THβC compounds are endogenous in some animals, and generally are found at trace levels in mammalian brain [31]. These alkaloids probably arise endogenously in mammalian from the condensation of central nervous system indolamines (or their precursor amino acid, L-tryptophan) with an aldehyde or α-keto acid via Pictet–Spengler reaction [32]. These alkaloids act on various aspects of neurotransmission modulation, and are neurotoxic since they constitute a family of high affinity ligands of the benzodiazepine receptors, which is a sub-type of GABA receptor [33]. The THβC compounds are structurally related to the serotonin molecules [34], and because of this structural similarity these alkaloids are capable of binding to multiple receptors, such as benzodiazepinic [15,16], imidazolynic [17] and serotonergic types [35]. Trypargine, a β-carboline isolated from the skin of the African frog Kassina senegalensis [36], has been studied since the 1980s; it is known to cause an action-related inhibition of Na+ and Ca2+ ions current when applied in internal surface of squid axonal membranes, and also a modulatory action in 5-hydroxytryptamine-like receptors [37,38]. Alkaloidal toxins such as 1-3-guanidinopropyl-6-hydroxy-1,2,3,4-tetrahydro-β-carboline and 1-4-guanidinobutoxy-6-hydroxy-1,2,3,4-tetrahydro-β-carboline, known as PwTx-I and -II respectively, are THβC compounds isolated from the venom of the colonial spider P. bistriata. Meanwhile, the indolylalkaloid toxin, known as NWTx-I was isolated from the oily droplets of the web of the spider N. clavipes. These compounds are part of the chemical weaponry to kill/paralyze the Arthropod preys of the orb-weaving spiders [12], and are also neurotoxic, convulsive and lethal to rats [11,12,39]; however, little is known about the mechanisms of action of these toxins.

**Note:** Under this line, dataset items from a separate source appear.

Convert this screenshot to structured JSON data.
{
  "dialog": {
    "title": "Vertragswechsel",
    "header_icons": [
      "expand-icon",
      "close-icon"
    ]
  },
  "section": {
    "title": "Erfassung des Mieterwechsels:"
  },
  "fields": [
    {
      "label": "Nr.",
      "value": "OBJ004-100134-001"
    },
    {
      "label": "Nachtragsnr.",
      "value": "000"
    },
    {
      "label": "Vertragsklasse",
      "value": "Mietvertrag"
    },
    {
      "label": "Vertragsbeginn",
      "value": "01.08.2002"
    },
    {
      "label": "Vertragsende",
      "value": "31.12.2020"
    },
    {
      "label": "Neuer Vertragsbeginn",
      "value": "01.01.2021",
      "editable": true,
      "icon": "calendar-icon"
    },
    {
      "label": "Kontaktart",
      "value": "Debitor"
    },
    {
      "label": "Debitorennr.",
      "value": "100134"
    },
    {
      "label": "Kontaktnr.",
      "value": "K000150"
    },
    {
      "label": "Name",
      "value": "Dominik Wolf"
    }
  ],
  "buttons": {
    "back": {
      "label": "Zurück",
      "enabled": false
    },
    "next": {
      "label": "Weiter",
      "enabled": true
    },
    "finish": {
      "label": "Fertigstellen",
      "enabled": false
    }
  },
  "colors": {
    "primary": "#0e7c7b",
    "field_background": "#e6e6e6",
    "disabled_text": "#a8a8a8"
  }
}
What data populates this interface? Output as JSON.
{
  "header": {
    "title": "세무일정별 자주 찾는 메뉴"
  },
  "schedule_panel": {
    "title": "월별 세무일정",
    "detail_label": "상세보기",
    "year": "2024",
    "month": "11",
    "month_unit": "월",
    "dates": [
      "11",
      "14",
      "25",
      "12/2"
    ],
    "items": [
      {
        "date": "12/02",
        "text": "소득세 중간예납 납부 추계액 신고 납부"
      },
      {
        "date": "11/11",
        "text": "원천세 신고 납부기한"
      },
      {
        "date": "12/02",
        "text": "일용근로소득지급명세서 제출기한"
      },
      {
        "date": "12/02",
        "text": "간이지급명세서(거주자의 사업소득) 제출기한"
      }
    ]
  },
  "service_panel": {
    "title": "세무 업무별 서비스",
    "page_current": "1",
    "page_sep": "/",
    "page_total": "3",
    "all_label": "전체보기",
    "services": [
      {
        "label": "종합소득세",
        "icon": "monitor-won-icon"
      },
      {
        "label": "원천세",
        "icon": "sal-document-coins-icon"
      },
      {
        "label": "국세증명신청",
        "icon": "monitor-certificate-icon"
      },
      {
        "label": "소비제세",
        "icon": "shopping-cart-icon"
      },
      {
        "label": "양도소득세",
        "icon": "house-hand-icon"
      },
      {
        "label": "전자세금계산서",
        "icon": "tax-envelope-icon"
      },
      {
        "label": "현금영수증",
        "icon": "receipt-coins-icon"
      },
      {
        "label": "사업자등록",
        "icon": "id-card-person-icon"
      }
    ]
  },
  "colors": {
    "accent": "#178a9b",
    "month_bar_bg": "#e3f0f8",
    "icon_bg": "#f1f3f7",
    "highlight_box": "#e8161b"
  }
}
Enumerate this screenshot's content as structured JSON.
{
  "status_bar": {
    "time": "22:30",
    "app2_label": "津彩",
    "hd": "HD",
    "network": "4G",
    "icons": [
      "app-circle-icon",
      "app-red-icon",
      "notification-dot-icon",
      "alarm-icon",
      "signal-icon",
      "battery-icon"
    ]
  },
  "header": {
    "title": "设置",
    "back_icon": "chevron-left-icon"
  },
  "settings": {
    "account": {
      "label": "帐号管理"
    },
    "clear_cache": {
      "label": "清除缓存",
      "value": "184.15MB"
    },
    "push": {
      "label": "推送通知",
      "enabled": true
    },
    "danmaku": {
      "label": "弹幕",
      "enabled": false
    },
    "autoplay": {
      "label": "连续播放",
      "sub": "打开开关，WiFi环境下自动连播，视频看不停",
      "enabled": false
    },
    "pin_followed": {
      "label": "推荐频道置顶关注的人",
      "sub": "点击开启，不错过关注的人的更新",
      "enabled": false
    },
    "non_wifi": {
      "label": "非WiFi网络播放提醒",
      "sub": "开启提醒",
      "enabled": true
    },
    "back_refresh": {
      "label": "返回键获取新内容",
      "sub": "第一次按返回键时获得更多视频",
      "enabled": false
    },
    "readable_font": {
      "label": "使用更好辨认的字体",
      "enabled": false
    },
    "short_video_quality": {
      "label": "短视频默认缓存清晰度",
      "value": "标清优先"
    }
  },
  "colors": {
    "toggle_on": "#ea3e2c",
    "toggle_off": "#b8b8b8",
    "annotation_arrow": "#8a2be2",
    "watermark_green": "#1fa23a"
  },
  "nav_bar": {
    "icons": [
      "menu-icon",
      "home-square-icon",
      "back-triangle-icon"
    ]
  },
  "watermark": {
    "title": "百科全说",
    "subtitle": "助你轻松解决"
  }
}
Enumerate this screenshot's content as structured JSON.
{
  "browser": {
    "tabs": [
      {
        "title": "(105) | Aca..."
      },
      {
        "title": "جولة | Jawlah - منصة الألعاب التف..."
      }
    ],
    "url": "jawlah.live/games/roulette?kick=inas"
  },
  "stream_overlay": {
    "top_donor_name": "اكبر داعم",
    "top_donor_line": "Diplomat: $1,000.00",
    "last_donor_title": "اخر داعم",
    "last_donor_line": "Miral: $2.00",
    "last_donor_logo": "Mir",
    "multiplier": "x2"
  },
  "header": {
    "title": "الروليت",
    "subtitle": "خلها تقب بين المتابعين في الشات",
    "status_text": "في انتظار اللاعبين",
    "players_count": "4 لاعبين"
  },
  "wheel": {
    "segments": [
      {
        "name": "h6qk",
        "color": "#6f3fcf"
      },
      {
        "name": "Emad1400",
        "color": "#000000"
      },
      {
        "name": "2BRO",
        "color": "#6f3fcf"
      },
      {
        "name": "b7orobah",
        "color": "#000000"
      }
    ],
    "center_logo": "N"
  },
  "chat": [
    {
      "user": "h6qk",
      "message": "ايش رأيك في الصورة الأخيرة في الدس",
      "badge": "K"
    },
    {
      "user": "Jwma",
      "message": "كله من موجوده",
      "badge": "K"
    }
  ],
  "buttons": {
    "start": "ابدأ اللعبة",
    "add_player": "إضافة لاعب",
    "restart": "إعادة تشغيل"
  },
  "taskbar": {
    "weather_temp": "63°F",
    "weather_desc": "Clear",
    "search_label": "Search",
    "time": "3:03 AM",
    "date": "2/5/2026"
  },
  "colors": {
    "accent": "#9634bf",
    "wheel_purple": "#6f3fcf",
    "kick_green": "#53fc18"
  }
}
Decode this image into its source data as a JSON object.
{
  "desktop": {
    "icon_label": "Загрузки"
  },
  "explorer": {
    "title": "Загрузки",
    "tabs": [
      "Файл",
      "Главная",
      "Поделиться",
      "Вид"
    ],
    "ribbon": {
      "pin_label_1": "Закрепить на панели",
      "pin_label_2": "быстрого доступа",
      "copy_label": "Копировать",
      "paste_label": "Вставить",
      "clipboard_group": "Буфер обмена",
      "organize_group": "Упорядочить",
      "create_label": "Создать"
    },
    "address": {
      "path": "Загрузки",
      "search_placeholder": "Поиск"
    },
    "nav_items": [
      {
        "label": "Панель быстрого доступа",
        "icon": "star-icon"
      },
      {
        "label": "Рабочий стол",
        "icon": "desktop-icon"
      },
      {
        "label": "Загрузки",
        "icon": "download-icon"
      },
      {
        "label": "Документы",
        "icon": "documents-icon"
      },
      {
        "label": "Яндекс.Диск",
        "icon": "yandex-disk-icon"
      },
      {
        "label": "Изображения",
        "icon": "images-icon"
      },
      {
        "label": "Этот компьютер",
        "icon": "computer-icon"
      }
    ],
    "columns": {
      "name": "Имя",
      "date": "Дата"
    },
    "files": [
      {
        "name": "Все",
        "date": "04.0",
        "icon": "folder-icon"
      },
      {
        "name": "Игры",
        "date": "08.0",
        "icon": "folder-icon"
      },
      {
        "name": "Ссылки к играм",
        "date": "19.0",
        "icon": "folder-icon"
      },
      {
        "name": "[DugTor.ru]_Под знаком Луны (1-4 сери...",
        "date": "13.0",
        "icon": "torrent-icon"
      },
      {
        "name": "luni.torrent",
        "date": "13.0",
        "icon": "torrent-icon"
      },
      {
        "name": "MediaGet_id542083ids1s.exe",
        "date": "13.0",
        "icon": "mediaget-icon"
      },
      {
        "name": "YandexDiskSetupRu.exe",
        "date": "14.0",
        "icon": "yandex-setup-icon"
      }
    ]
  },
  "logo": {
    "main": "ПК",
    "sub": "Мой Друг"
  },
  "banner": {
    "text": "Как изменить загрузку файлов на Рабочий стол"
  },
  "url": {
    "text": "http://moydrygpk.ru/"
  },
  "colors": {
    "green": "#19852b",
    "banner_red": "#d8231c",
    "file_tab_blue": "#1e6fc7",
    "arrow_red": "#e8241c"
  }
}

Monoamine oxidases (MAOs) are flavin adenine dinucleotide-containing enzymes involved in the oxidative deamination of endogenous amines such as serotonin, noradrenaline and dopamine; these enzymes are ubiquitous and are localized in the outer mitochondrial membranes of mammals and arthropods [13]. Two different forms of this enzyme have been identified in mammals, MAO-A and MAO-B, which differ in their amino acid sequences, three-dimensional structures, substrate affinities and sensitivities to different inhibitors [40]. Abnormal levels of MAO-B are frequently associated with neurological disorders, while abnormalities in MAO-A activity are frequently associated with psychiatric conditions [41]. High levels of anxiety have been reported in patients bitten by the black widow spider (Latrodectus mactans) [42] or stung by centipedes [43]. Toxins from the venoms of other organisms, such as scorpions (Mesobuthus gibbosus and Mesobuthus tamulus concanesis), have been reported to inhibit the MAO enzymes from mammals [44]. Apparently, the inhibition of MAO enzymes may be responsible for the anxiety effects generally associated to these envenomations [44]. Inhibition of the deamination of endogenous amines of the victims of spider bites may be an important aspect of the envenomation mechanism of venomous arthropods; recently it was demonstrated that the 6-HT (PwTx-I) is a non-competitive inhibitor of (MAO)-A and -B [13].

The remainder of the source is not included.